16. This restriction is related to the assumption that utility companies control a more or less comparable set of resources, on which basis they can be defined as an actor group. While this is empirically supportable in most cases with regard to the resource access, actual resource amounts in each firm may differ significantly.
17. Altogether 13 interviews with utility employees in response to the fuel cell development activities were conducted in 2002 and 2003 (follow-up). Our sample included eight companies, six of which were located in Germany, one in Switzerland and one in The Netherlands. The two non-German companies were included for two reasons. First, a minimum sample size was needed, e.g. in order to identify strategic similarities. Second, we wanted to check whether firms under a different institutional framework show a much different strategic behaviour (which was not the case).

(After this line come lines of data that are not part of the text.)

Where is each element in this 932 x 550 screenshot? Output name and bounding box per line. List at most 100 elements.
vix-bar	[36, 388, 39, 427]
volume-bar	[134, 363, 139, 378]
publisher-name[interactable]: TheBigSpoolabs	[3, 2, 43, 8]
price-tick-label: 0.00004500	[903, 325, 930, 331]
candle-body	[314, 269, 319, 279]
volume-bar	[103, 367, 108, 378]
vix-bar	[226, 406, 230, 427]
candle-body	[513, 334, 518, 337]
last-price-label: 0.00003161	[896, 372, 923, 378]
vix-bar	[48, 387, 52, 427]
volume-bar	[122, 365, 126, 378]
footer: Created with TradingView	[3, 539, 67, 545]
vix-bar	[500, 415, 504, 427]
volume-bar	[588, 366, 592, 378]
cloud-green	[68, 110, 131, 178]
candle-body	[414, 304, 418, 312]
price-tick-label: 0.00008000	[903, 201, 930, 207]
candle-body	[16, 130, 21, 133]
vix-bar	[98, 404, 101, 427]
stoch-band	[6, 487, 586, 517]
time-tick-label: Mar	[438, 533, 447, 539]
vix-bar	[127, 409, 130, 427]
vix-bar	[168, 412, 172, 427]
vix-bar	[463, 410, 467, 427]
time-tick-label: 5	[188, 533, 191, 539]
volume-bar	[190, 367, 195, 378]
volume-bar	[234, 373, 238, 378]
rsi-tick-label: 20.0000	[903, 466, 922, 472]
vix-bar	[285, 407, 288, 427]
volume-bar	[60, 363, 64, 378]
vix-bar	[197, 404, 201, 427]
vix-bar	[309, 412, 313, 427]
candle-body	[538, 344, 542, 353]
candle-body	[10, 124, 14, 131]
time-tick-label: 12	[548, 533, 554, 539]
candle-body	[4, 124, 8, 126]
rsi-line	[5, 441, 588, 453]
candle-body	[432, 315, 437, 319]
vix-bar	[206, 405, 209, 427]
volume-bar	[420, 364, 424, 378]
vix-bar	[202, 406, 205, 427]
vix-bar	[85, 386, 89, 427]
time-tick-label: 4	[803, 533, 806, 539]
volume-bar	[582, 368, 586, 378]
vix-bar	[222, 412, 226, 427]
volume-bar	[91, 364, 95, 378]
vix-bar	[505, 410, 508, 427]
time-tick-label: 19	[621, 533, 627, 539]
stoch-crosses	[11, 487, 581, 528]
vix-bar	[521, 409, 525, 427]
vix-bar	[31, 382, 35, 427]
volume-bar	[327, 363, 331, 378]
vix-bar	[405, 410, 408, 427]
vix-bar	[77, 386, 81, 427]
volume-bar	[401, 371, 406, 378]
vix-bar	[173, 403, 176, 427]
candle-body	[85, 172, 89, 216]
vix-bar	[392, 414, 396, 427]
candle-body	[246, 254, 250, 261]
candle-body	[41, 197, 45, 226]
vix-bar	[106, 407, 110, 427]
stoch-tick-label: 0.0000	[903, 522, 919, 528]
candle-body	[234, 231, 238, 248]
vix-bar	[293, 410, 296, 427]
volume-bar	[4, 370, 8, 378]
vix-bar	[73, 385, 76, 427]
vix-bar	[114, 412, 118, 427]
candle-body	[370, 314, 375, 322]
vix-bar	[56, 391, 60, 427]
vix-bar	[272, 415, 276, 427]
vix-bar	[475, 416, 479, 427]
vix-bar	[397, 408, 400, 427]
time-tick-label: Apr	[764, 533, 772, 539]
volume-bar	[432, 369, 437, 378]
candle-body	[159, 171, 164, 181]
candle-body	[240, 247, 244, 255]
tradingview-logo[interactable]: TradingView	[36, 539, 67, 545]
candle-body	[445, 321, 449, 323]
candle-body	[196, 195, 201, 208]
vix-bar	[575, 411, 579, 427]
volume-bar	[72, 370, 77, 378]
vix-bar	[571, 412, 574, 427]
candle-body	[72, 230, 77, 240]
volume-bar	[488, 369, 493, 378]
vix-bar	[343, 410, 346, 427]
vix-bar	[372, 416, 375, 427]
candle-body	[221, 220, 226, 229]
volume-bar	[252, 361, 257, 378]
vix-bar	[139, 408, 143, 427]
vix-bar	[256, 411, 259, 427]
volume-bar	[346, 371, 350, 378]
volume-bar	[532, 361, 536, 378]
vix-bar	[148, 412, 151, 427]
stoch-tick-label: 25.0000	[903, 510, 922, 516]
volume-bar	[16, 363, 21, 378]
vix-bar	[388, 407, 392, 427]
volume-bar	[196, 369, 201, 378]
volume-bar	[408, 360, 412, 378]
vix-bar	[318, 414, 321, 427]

18. For a more detailed description of how the strategy types were identified, see Markard, Truffer, and Imboden Citation(2004).
19. Here we assume that knowledge created and applied within one organisation serves the innovation system as a whole. We did not check, however, to what extent the knowledge was externalised.
20. Whether such a scenario will become reality is, of course, not just a question of resource endowments but also of actor strategies (cf. Section 4) and other influences such as technology development, institutional change, external events, etc.
21. See Markard et al. (submitted) with regard to a more explicit analysis of future development options of innovation systems.